Since the beginning of November, Hefner has paid about $3.55 million to acquire a total of 238,000 shares of Playboy Enterprises Inc. The stock was priced from $14.40 to $15.35 a share, a premium compared to the $13.09 Hefner paid earlier this year when he bought $5 million worth of Playboy shares.
In September, Playboy invested $12 million for online distribution purposes, specifically ICS, which owns Adult.com GFY.com, RealityCash, Webmaster Access trade shows and CinemaPlay Entertainment Group, a Chatsworth, Calif.-based video distribution outlet.
Hefner's recent stock purchase shows his faith in the company's focus on high-margin, low-capital businesses such as online services and licensing at the expense of its flagship publishing arm. Hefner founded the company in 1953.
At the time of the ICS deal, Playboy said it expected the purchase to create an opportunity to promote its websites to a broader audience through affiliate networks operated by ICS, and to roll out new products, sites and distribution outlets.

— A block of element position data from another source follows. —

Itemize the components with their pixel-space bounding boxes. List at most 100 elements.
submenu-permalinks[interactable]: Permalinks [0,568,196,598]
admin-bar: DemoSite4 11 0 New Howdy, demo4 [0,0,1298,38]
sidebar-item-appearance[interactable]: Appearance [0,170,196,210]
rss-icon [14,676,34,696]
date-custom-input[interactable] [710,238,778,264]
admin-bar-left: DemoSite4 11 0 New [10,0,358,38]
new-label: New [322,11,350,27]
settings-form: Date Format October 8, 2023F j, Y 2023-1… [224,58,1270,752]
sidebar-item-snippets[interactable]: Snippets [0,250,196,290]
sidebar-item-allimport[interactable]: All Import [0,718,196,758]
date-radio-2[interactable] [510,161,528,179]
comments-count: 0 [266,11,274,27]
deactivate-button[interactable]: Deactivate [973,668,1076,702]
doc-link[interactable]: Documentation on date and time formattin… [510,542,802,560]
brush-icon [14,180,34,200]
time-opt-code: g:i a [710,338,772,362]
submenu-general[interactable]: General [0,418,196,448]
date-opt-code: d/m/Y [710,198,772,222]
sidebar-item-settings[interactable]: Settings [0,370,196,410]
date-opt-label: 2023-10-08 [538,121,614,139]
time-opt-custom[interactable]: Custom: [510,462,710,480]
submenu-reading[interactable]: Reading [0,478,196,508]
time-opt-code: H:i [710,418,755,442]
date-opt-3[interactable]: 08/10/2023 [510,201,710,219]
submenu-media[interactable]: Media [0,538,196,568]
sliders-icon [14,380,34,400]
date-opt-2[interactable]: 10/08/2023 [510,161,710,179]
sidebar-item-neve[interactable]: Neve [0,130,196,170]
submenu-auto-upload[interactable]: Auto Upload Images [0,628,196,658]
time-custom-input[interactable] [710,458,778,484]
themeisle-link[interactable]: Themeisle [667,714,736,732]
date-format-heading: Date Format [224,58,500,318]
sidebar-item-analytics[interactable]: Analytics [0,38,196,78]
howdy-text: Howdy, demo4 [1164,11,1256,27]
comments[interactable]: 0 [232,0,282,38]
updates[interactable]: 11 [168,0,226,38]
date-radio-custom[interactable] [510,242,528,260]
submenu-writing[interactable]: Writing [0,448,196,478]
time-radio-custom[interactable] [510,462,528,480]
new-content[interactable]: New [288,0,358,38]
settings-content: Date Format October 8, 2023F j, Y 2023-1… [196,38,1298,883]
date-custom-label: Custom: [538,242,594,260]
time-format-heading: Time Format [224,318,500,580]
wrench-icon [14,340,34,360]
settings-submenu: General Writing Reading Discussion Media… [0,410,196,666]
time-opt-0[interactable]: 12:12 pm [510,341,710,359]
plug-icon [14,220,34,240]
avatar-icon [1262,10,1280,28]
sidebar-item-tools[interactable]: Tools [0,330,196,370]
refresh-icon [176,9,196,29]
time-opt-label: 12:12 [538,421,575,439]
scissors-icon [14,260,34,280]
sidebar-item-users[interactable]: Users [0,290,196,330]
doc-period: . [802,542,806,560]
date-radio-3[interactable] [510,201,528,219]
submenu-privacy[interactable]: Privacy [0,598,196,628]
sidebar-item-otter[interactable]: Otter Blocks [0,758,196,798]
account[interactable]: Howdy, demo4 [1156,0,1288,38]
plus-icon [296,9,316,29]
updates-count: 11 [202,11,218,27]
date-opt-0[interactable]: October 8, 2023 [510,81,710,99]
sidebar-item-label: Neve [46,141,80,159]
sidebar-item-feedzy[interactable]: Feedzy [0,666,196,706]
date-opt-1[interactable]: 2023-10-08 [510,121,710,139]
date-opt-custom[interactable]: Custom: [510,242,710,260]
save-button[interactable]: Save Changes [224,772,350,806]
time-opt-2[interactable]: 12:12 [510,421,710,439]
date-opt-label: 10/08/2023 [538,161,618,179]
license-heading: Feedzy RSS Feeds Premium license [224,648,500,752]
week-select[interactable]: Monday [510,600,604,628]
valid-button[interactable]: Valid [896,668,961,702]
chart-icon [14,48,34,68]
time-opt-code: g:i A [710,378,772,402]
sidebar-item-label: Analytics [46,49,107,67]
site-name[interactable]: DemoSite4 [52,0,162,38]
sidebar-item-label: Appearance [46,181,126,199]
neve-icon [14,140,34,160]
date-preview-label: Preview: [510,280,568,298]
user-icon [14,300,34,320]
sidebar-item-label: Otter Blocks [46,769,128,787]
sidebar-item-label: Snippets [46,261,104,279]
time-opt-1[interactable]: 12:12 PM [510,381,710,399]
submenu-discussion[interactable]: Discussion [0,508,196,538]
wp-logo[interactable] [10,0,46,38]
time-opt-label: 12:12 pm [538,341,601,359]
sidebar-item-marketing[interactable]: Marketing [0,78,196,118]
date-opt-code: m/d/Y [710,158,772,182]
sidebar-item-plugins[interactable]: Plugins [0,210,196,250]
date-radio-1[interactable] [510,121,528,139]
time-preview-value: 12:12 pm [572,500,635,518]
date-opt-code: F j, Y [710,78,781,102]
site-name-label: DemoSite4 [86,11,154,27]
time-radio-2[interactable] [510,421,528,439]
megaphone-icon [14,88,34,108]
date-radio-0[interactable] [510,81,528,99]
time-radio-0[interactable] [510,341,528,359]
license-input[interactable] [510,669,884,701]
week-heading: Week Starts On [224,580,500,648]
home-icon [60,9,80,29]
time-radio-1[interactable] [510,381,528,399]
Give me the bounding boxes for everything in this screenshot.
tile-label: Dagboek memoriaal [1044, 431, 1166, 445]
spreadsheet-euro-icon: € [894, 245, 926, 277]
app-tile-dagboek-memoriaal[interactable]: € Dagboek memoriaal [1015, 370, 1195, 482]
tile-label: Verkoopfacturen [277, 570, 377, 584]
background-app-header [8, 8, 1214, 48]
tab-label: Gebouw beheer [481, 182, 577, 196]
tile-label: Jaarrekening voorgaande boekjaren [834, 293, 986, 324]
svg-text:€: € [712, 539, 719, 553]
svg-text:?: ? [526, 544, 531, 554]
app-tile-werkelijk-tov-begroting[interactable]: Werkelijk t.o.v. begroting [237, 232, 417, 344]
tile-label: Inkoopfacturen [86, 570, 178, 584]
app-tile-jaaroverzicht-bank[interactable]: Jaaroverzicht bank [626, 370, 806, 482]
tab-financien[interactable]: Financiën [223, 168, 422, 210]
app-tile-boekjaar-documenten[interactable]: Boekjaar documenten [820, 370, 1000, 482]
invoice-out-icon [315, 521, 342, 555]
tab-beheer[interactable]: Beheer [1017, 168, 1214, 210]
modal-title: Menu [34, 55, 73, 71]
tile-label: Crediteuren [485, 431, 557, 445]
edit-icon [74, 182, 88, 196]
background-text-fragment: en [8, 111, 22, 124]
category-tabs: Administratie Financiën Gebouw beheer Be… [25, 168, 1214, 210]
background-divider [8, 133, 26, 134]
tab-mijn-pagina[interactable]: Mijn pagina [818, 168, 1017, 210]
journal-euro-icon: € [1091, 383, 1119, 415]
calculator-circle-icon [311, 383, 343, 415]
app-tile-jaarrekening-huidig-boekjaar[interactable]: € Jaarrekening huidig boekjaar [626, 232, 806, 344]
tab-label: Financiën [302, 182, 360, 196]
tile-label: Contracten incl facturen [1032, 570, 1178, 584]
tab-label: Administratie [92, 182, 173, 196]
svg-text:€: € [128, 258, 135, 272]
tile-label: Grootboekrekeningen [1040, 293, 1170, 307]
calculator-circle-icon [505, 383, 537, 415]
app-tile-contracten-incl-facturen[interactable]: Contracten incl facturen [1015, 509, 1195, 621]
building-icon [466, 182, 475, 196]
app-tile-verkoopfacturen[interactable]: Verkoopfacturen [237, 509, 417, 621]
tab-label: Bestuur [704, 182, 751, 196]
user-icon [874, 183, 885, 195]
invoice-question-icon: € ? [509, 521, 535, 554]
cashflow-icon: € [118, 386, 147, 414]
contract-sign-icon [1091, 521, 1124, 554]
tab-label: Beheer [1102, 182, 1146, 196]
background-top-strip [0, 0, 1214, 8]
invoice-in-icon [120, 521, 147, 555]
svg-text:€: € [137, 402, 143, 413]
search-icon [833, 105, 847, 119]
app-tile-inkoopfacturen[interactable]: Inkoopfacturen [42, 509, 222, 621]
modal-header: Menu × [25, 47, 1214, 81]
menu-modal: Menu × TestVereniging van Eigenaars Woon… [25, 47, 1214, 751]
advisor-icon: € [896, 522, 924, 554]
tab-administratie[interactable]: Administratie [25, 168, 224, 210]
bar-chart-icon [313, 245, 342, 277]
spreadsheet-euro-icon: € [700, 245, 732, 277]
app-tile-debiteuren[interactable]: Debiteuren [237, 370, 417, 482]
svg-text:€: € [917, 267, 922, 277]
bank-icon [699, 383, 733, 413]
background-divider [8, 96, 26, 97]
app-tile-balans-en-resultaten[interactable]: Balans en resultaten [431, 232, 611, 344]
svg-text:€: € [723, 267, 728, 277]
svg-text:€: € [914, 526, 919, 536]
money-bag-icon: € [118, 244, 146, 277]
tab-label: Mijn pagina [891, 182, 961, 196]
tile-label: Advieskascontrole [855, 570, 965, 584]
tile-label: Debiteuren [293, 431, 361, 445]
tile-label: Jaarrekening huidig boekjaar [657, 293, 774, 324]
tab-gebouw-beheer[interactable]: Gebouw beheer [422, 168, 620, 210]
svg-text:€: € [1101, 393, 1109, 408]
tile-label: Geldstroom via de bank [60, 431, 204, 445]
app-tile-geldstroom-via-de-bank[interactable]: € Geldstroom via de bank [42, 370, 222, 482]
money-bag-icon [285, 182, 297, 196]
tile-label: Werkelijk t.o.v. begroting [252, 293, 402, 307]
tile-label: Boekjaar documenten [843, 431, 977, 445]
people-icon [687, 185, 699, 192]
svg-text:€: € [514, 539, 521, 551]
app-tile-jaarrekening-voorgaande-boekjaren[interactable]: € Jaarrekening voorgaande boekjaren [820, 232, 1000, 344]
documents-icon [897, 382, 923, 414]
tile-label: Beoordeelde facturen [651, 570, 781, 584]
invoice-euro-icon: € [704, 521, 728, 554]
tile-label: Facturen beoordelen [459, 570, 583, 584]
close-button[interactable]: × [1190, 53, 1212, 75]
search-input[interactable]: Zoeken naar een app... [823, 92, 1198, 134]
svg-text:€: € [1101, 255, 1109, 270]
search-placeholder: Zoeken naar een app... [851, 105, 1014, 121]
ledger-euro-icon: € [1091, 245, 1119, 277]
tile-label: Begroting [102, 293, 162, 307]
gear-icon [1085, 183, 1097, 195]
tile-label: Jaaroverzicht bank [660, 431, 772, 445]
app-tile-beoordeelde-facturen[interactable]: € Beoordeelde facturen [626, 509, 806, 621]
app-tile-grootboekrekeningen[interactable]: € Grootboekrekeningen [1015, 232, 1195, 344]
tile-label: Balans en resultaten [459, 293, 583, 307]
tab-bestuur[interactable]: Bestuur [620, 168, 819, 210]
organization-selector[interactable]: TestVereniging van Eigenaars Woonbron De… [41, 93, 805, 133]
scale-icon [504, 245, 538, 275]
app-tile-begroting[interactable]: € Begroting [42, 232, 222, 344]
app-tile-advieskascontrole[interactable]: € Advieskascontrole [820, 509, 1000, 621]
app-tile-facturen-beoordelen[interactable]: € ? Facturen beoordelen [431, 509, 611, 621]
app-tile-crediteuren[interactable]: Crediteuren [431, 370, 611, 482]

“The acquisition was part of [our] strategy to expand online revenues through bolt-on acquisitions in that space,” Playboy spokesman Jay Jay Nesheim said. “We acquired an affiliate program infrastructure that will give us the opportunity to expand our traffic reach across all of our properties, including the subscription clubs, online store and new digital Playboy magazine.”
Joe Lensman, who continues as president of Adult.com after the ICS-Playboy deal, earlier told XBiz that adult entertaiment’s prime money-earning business model has dramatically shifted over the last decade.
“Online is the future of adult entertainment and this allows the company to grow in several categories while at the same time it shows Playboy’s commitment to webmasters and to its customers,” he said.
Playboy's stock price has risen from $11.33 in January to a high of $15.45 earlier this month. In trading on the New York Stock Exchange on Tuesday, Playboy shares gained one cent to $14.95.